4.1. Limitations and Future Improvements

Despite its promising results, FQFODE still exhibits certain limitations that warrant further investigation. First, we observed that the performance advantage of FQFODE over baseline methods becomes less pronounced in relatively simple scenarios with low problem complexity. This is likely because most algorithms—including CGPSO and FODE—can rapidly converge in such settings, and the long-term benefits of reinforcement learning are not fully utilized during the short convergence process. Second, while CGPSO performs robustly in low-dimensional or structured search spaces, its performance degrades significantly in more complex scenarios, where FQFODE demonstrates superior adaptability. Regarding the comparison with FODE, it is important to note that FODE itself leverages a historical-difference-driven evolution mechanism, making it a strong baseline. In a few test cases, FQFODE and FODE show similar performance, possibly due to individual initialization bias or the Q-learning policy not being fully activated. Moreover, there remain technical aspects of FQFODE that can be improved. (1) The current four-stage learning schedule is equally partitioned in terms of iteration count (e.g., four 50-generation stages), rather than being dynamically determined based on actual convergence behavior. Future work may involve analyzing large-scale optimization trajectories to establish adaptive phase boundaries that better align with the optimization process. (2) The current reward function applies normalized improvement metrics. However, due to differences in problem scales (e.g., 25-turbine vs. 80-turbine cases), the absolute range of objective values varies significantly, potentially causing reward inconsistency. We aim to investigate segmented normalization or guided reward shaping strategies to enhance the generalization and learning stability of the Q-tables. These refinements will help further enhance the adaptability of FQFODE in more diverse WFLOP scenarios.

4.2. Future Work

Building upon the identified limitations of the current FQFODE algorithm, future research can proceed along several directions to further deepen and broaden this study. On the algorithmic side, we plan to improve the generalization and convergence efficiency of FQFODE by refining its stage partitioning strategy and reward function design. Specifically, this includes dynamically determining phase boundaries based on real-time convergence trajectories and constructing reward scaling mechanisms with consistent normalization across different problem sizes. These enhancements are expected to improve the responsiveness and learning stability of the Q-table-based policy. Furthermore, adaptive Q-learning strategies will be explored, such as dynamically adjusting the exploration rate (

ϵ

) or learning rate (

α

) according to convergence trends. This is expected to enable the Q-controller to better adapt to the complex and evolving search environment.

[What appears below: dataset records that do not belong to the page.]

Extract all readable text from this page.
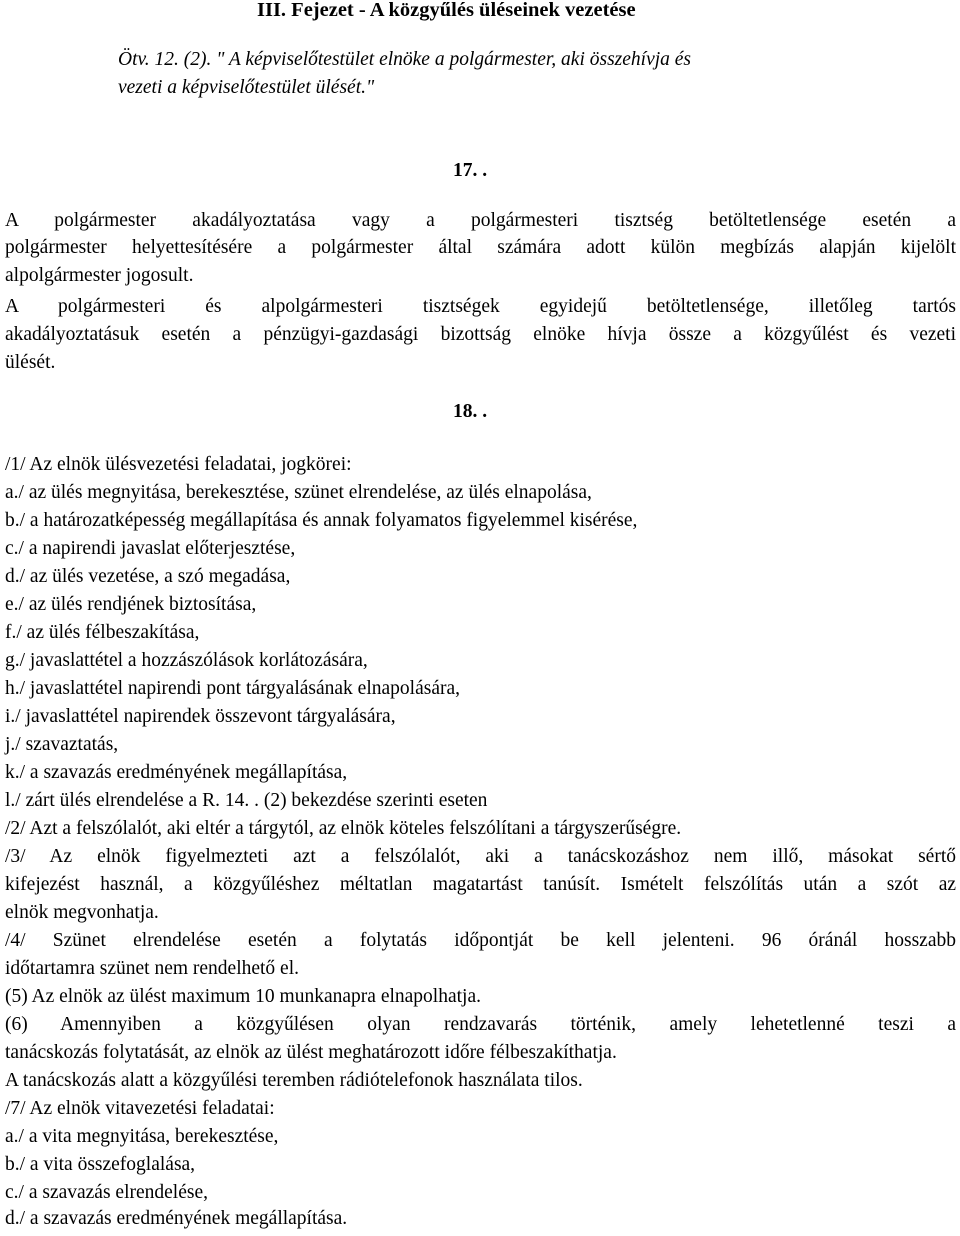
III. Fejezet - A közgyűlés üléseinek vezetése
Ötv. 12. (2). " A képviselőtestület elnöke a polgármester, aki összehívja és
vezeti a képviselőtestület ülését."
17. .
A polgármester akadályoztatása vagy a polgármesteri tisztség betöltetlensége esetén a
polgármester helyettesítésére a polgármester által számára adott külön megbízás alapján kijelölt
alpolgármester jogosult.
A polgármesteri és alpolgármesteri tisztségek egyidejű betöltetlensége, illetőleg tartós
akadályoztatásuk esetén a pénzügyi-gazdasági bizottság elnöke hívja össze a közgyűlést és vezeti
ülését.
18. .
/1/ Az elnök ülésvezetési feladatai, jogkörei:
a./ az ülés megnyitása, berekesztése, szünet elrendelése, az ülés elnapolása,
b./ a határozatképesség megállapítása és annak folyamatos figyelemmel kisérése,
c./ a napirendi javaslat előterjesztése,
d./ az ülés vezetése, a szó megadása,
e./ az ülés rendjének biztosítása,
f./ az ülés félbeszakítása,
g./ javaslattétel a hozzászólások korlátozására,
h./ javaslattétel napirendi pont tárgyalásának elnapolására,
i./ javaslattétel napirendek összevont tárgyalására,
j./ szavaztatás,
k./ a szavazás eredményének megállapítása,
l./ zárt ülés elrendelése a R. 14. . (2) bekezdése szerinti eseten
/2/ Azt a felszólalót, aki eltér a tárgytól, az elnök köteles felszólítani a tárgyszerűségre.
/3/ Az elnök figyelmezteti azt a felszólalót, aki a tanácskozáshoz nem illő, másokat sértő
kifejezést használ, a közgyűléshez méltatlan magatartást tanúsít. Ismételt felszólítás után a szót az
elnök megvonhatja.
/4/ Szünet elrendelése esetén a folytatás időpontját be kell jelenteni. 96 óránál hosszabb
időtartamra szünet nem rendelhető el.
(5) Az elnök az ülést maximum 10 munkanapra elnapolhatja.
(6) Amennyiben a közgyűlésen olyan rendzavarás történik, amely lehetetlenné teszi a
tanácskozás folytatását, az elnök az ülést meghatározott időre félbeszakíthatja.
A tanácskozás alatt a közgyűlési teremben rádiótelefonok használata tilos.
/7/ Az elnök vitavezetési feladatai:
a./ a vita megnyitása, berekesztése,
b./ a vita összefoglalása,
c./ a szavazás elrendelése,
d./ a szavazás eredményének megállapítása.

In addition, we plan to investigate the integration of advanced deep reinforcement learning methods (e.g., DQN; Actor–Critic) into the evolutionary mechanism. Such extensions could further enhance the algorithm’s decision-making capability and provide a richer control policy. Meanwhile, the core mechanisms of FQFODE can be extended to other challenging combinatorial optimization problems, such as multi-objective wind farm layout planning or hybrid wind–solar site selection, to verify the adaptability and scalability of the proposed framework beyond the current WFLOP context.

We also aim to evaluate FQFODE under more complex wind field models, including seasonal wind variation, terrain-induced disturbances, and three-dimensional wind distributions, to bring the algorithm closer to real-world engineering conditions. Given the current scarcity of high-fidelity public datasets for such tasks, we hope to collaborate with industry partners to jointly develop more advanced testing platforms and representative wind farm benchmarks. Finally, we will promote the open-source release of FQFODE code and data to facilitate reproducibility, community-driven improvements, and real-world deployment, contributing to a more transparent and collaborative environment for WFLOP research and optimization algorithm development.

Author Contributions

Conceptualization, Y.W. and S.T.; methodology, Y.W. and S.T.; software, Y.Y. and S.T.; validation, Y.Y., L.Q., Y.W., H.S., and S.T.; formal analysis, Y.W. and L.Q.; investigation, Y.W., S.T., Y.Y., L.Q., and H.S.; resources, Y.Y.; data curation, Y.Y. and S.T.; writing—original draft preparation, Y.W., S.T., and Y.Y.; writing—review and editing, Y.W., S.T., L.Q., and Y.Y.; visualization, Y.W. and H.S.; supervision, S.T. and Y.Y.; project administration, Y.W., S.T., and Y.Y. All authors have read and agreed to the published version of this manuscript.

Funding

This work is partially supported by the Hirosaki University Research Start Support Program, Hirosaki University, Japan, Japan Science and Technology Agency (JST) Support for Pioneering Research Initiated by the Next Generation (SPRING) under Grant JPMJSP2145.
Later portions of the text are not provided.